Pescou em muitos lugares do
rio Amazonas, dos quais citou: Itacarará, Carobalzinho, Carobal Grande, lago
Cucuí, Sete Cavalos, entre outros.
Casamento e uma nova história de vida
Eula casou-se com 19 anos de
idade, tendo que voltar a morar na zona urbana. Nisso, passou a morar no bairro
Luanda, e teve com o companheiro sete filhos.
Viveu mais de 20 anos com o marido,
num relacionamento complicado e que não estava dando certo. Eula tinha sonhos
em sua vida, mas que eram impossíveis com a companhia que tinha ao seu lado.
Num relacionamento que a
privava de tudo, não podia buscar e alcançar pelo que tanto desejava para a sua
vida.
Depois de duas décadas de
uma convivência tóxica, separou-se e passou a morar no bairro Aningal, onde
mora até os dias atuais.
Além dos filhos biológicos,
dona Eula também adotou algumas crianças.

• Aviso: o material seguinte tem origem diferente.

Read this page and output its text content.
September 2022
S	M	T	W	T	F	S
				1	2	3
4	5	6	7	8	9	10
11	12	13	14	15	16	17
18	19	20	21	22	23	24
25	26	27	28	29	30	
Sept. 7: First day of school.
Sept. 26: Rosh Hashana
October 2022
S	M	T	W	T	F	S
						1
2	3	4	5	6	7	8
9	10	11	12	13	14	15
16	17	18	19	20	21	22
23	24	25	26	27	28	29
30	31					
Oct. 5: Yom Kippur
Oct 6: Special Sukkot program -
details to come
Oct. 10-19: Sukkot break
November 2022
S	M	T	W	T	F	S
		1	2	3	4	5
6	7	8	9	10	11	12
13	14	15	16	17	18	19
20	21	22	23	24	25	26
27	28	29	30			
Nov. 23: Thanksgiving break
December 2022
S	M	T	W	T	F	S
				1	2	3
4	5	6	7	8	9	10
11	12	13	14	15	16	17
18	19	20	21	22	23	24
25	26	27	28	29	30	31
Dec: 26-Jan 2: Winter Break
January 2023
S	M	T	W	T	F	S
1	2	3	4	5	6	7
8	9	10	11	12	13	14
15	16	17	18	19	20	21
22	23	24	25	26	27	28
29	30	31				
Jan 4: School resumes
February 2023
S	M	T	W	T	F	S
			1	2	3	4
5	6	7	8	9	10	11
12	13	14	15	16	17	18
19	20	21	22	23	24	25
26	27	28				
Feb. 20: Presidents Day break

Crianças que não tinham quem cuidasse
delas e que precisavam de um lar e de uma mãe.
Adotou algumas crianças e
aquilo a fazia muito feliz, em poder compartilhar um lar e do amor que tinha
para os seus filhos.
Afirma que “adota porque vê
a situação delas” e, garantindo que pode ajudar a cria-las, abraça-as com
firmeza, mesmo relembrando dos tempos difíceis vividos décadas atrás.
Grupos de dança: uma oportunidade de recomeçar
Certa vez, dona Ana, mulher
do senhor Osmarino, perguntou se dona Eula sabia conduzir um grupo de pastorinha
que ela tinha.
Pastorinha é um tipo de
dança folclórica natalina brasileira, de origem portuguesa, que tinha
encenações com personagens bíblicos.
Mesmo sem ter nenhuma noção
do que se tratava, disse que sabia e aceitou o desafio. Era uma vontade de Eula
liderar grupos de dança, e via naquela proposta uma boa oportunidade.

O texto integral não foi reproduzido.